Et moi aussi, Sire, je prends la liberté de m'en moquer. Mais, quand je travaille pour le public, je parle à l'imagination des hommes, à leurs faiblesses, à leurs passions. Je ne voudrais pas qu'il y eût deux tragédies comme Sémiramis; mais il est bon qu'il y en ait une, et ce n'est pas une petite affaire d'avoir transporté la scène grecque à Paris, et d'avoir forcé un peuple frivole et plaisant à frémir à la vue d'un spectre. V. M. sent bien que je pouvais me passer de cette ombre. Rien n'était plus aisé; mais j'ai voulu faire voir qu'on peut accoutumer les hommes à tout, et qu'il n'y a que manière de s'y prendre. Vous les accoutumez à des choses plus rares et plus difficiles.

Ce que V. M. me fait l'honneur de me mander à propos de la petite commémoration que j'ai faite de nos pauvres officiers tués et oubliés me ravit en admiration. Quoi! vous roi, vous avez eu la même idée, et l'avez exécutée en vers! Vous avez fait ce que faisait le peuple d'Athènes. Vous valez bien ce peuple à vous tout seul. Il est bien juste qu'un roi qui fait tuer des hommes les regrette et les célèbre; mais où sont les monarques qui en usent ainsi? Ils se contentent de faire tuer. Mais vous êtes roi et homme, homme éloquent, homme sensible; vous redoublez plus que jamais mon extrême envie de vous voir encore avant que ma malheureuse machine se détruise, et cesse pour jamais de vous admirer et de vous aimer. La mort me fait de la peine. On vit trop peu. Je crois que le peu de temps que j'ai à pouvoir approcher d'un être tel que vous me fait encore envisager la brièveté de la vie avec plus de chagrin.
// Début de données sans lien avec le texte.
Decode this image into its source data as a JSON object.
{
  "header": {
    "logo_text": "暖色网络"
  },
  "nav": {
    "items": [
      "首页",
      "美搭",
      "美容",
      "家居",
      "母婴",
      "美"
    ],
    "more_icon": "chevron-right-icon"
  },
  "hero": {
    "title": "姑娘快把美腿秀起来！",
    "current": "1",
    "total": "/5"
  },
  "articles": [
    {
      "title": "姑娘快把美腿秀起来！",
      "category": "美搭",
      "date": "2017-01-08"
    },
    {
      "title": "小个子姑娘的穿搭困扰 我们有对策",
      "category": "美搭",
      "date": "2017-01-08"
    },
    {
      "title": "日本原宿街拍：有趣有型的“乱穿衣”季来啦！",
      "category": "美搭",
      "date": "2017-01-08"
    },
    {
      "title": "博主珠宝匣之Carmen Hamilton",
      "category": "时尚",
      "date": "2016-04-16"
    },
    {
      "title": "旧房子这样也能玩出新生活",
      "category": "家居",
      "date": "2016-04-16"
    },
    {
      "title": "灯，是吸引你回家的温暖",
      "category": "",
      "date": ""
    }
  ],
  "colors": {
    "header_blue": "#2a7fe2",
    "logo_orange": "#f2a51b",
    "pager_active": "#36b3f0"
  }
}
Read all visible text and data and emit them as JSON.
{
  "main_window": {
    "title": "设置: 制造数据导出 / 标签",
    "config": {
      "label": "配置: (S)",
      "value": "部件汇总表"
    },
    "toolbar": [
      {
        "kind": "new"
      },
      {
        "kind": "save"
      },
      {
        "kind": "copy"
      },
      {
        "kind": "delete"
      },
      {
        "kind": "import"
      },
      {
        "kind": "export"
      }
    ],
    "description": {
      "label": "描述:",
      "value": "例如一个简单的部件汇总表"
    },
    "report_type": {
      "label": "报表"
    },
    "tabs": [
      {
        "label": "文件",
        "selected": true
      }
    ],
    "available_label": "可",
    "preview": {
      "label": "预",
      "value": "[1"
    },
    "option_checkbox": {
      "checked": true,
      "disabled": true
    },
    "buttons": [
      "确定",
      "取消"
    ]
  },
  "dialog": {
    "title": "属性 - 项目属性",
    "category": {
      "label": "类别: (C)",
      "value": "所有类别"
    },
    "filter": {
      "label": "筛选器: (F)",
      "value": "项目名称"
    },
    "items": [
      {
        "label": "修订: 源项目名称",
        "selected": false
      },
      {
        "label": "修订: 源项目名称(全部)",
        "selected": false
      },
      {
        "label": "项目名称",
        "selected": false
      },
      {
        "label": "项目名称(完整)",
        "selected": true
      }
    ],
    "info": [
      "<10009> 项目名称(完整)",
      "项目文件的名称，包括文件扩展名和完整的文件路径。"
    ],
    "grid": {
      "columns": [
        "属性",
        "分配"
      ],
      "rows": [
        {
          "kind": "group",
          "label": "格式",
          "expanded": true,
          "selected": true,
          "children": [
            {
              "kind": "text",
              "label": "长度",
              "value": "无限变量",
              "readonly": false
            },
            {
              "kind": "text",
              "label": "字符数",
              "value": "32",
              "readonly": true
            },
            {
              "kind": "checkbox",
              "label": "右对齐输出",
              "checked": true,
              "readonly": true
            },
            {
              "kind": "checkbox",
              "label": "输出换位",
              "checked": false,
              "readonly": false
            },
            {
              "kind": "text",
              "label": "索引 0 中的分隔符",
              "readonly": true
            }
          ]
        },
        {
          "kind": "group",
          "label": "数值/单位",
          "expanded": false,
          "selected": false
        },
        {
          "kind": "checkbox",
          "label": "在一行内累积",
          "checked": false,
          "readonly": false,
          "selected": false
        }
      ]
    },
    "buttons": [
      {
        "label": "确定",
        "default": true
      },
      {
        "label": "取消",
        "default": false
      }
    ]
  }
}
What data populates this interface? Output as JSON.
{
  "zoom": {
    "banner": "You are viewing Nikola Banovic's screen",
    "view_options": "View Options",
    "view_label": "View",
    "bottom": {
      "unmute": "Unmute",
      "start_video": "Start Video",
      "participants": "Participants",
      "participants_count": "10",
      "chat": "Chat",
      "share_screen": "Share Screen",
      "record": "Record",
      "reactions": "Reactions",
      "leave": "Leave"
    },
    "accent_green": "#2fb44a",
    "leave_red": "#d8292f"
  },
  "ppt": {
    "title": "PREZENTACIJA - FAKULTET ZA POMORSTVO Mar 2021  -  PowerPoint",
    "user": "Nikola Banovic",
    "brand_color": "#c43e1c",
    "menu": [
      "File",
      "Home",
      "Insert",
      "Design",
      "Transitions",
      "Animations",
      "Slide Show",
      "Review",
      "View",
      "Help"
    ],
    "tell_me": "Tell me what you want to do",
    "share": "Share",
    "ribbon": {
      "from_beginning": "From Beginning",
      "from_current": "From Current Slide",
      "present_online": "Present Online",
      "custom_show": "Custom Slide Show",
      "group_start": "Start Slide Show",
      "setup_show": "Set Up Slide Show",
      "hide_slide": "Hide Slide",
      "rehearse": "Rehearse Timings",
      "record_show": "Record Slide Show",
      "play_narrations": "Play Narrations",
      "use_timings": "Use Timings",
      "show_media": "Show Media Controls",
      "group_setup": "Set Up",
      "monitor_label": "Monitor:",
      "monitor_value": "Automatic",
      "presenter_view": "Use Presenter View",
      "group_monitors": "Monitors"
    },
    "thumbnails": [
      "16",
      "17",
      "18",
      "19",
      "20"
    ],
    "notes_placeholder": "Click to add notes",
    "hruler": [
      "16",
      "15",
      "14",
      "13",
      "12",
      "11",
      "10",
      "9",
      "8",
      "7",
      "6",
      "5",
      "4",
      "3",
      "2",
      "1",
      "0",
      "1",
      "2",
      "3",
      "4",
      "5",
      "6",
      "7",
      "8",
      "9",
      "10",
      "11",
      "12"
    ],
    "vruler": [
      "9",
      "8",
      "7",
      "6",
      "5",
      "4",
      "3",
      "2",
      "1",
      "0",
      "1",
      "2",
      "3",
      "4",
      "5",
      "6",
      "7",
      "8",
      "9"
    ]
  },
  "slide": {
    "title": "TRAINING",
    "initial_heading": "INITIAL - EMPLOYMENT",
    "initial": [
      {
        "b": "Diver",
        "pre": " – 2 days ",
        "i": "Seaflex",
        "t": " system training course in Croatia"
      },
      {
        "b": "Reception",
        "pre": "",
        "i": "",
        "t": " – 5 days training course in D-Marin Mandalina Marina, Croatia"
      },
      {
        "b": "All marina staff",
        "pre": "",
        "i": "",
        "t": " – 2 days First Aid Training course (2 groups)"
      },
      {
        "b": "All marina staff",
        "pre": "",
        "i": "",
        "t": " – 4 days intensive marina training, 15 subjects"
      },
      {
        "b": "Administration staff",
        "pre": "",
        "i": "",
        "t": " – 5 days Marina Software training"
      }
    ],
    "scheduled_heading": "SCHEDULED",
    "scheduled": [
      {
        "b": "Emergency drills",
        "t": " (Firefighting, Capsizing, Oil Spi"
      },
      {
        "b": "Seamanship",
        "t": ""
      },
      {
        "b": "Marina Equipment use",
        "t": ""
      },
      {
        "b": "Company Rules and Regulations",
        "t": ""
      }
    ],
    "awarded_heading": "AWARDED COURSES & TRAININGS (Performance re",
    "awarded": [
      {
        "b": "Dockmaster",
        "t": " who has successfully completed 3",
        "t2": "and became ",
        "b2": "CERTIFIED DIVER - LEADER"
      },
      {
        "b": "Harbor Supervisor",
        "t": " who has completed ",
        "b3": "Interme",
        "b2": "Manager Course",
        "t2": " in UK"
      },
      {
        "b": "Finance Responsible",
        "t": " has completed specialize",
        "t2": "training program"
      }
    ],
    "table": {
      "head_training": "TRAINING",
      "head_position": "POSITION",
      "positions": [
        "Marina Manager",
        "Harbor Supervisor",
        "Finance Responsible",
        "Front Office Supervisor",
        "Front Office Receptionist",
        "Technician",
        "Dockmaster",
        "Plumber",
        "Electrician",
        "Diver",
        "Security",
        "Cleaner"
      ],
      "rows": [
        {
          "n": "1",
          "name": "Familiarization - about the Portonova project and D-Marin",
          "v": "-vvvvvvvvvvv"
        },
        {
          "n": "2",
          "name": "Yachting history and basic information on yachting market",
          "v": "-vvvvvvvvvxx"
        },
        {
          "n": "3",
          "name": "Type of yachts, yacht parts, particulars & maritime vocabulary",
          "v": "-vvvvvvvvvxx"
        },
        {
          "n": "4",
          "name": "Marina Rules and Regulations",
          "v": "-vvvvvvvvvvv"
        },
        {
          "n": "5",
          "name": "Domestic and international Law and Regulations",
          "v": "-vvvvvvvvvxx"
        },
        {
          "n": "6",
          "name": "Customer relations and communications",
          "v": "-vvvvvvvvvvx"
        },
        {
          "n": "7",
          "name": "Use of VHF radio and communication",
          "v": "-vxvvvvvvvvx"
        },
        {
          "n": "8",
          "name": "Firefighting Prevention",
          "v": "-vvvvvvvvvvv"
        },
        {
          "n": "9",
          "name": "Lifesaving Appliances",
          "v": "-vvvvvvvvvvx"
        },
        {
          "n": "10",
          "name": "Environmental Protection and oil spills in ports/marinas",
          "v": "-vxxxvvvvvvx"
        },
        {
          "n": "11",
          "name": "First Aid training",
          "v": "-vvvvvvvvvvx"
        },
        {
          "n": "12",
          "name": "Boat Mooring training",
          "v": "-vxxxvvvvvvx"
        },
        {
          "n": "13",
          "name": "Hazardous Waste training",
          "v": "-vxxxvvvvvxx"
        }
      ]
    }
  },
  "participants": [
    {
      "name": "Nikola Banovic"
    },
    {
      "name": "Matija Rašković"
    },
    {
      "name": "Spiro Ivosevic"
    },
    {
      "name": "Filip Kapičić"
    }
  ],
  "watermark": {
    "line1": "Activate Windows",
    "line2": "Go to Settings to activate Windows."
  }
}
Je ne sais ce que c'est que ces vers dont V. M. me parle, sur la <259>mort de madame du Châtelet. Je n'ai rien vu de ce qu'on a publié pour et contre, dans notre nation frivole. Je me borne à regretter dans la retraite un grand homme qui portait des jupes, à respecter sa mémoire, et à ne me point soucier du tout de ses faiblesses de femme.

Voici un petit recueil où vous trouverez bien des vers corrigés et arrondis. On n'a jamais fait avec les vers. Quel métier! Pourquoi faut-il qu'il soit le plus inutile de tous, et le plus difficile?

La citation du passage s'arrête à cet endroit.